The hospitality is led by Three Blue Ducks. The architecture is by Akin Atelier. The build was delivered by BWG Projects. Highlands Bespoke Projects led the project on the owner’s side, from feasibility through to handover, with founder Patrick Sleeman leading delivery personally.
A project like this has two briefs running in parallel. There is the technical brief — the drawings, the specifications, the programme — which the architects and consultants design against. And there is the principal’s vision, which is rarely written down anywhere, but which is the entire reason the project exists.
The work of client-side project leadership is to keep those two briefs aligned, through every meeting and every decision, across the years a precinct takes to deliver.
At Burradoo Park Farm, that work showed up most clearly in three places.
A substantial proportion of the precinct is existing farm buildings — retained, repaired, repurposed, and brought into compliance with their new uses.
Adaptive reuse is the harder path. It demands more design effort, more construction judgement, and a far higher tolerance for the unknowns that only reveal themselves once works begin.

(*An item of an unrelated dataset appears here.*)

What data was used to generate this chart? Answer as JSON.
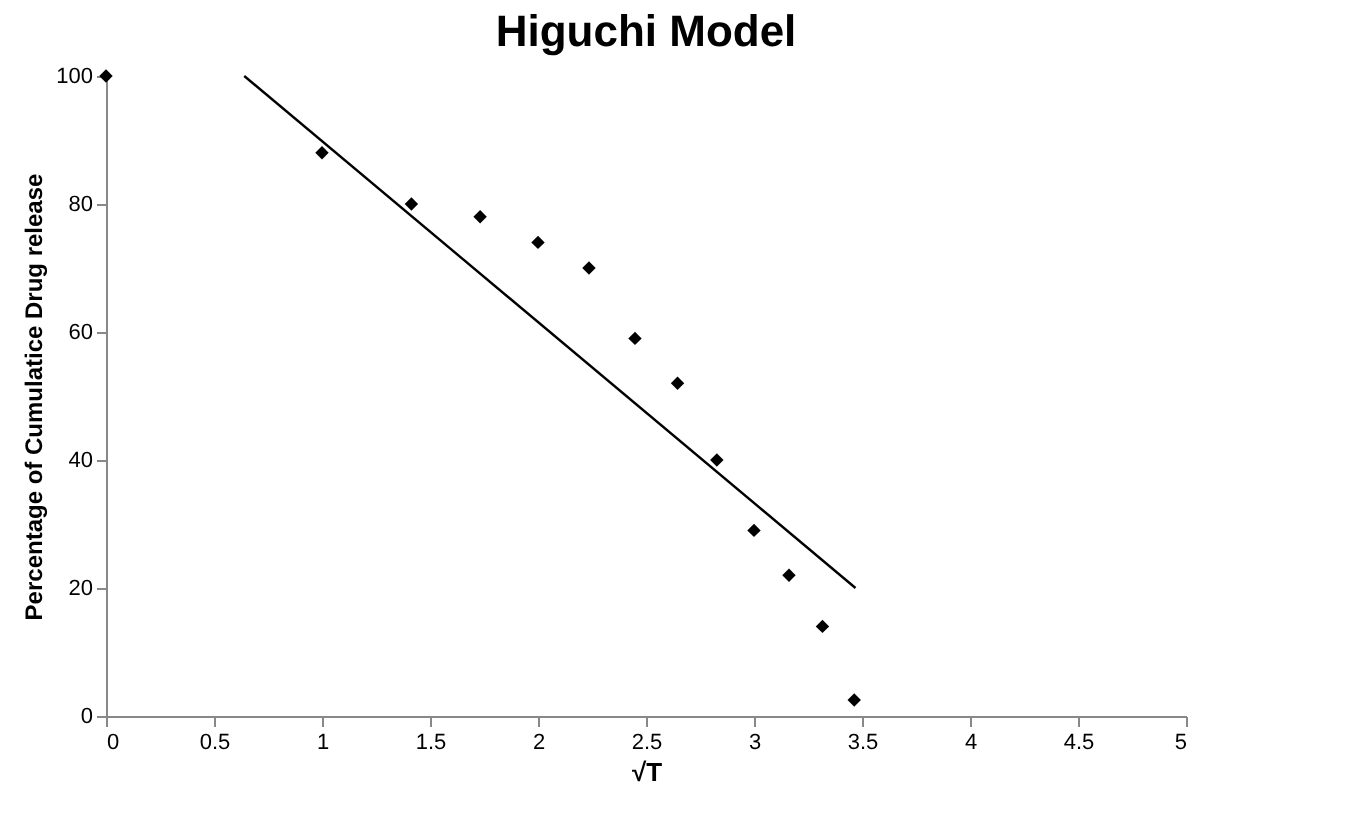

The easy decision, made again and again as a project meets cost and time pressure, is to demolish and start clean. Holding to the harder path — because the retained buildings carry the character of the place in a way new construction never could — is exactly the kind of decision that quietly erodes unless someone on the owner’s side is positioned to protect it.
The temptation with agritourism is to build a stage set: something that looks like a farm for the benefit of visitors.
Burradoo Park Farm is the opposite. It is a genuine working farm whose produce is served in its own kitchens, where the glasshouses, the kitchen garden and the open-field production are all in active use.
Making that real rather than decorative meant bringing the operator’s perspective in early, so the place was designed to work for the people running it and the people visiting it — not simply to photograph well.
A beautiful building that does not run is a liability. The integration of hospitality into a working farm is a design problem solved at the beginning, or not at all.
The renewable-energy infrastructure was not added at the end.
A ground-mounted solar array, integrated into the working farm, supplies the energy demand of the precinct, and an environmental-sustainability discipline ran through every decision — from material specification to building services to landscape management.
Treating energy as a structural element of the project, rather than a feature bolted on once the design is done, is another decision that has to be made at the outset.
None of this is visible in the finished place.
What a visitor registers at Burradoo Park Farm is that it feels effortless — that everything is where it should be, that the old and the new sit comfortably together, that the food on the plate came from the field they can see.
That effortlessness is the product of years of deliberate coordination on the owner’s side: holding the vision steady while a team of specialists — architect, builder, operator, engineers and consultants — each did their part.
That is what client-side project leadership is for. Not to design the buildings, and not to build them, but to hold the whole thing together on behalf of the person whose project it is.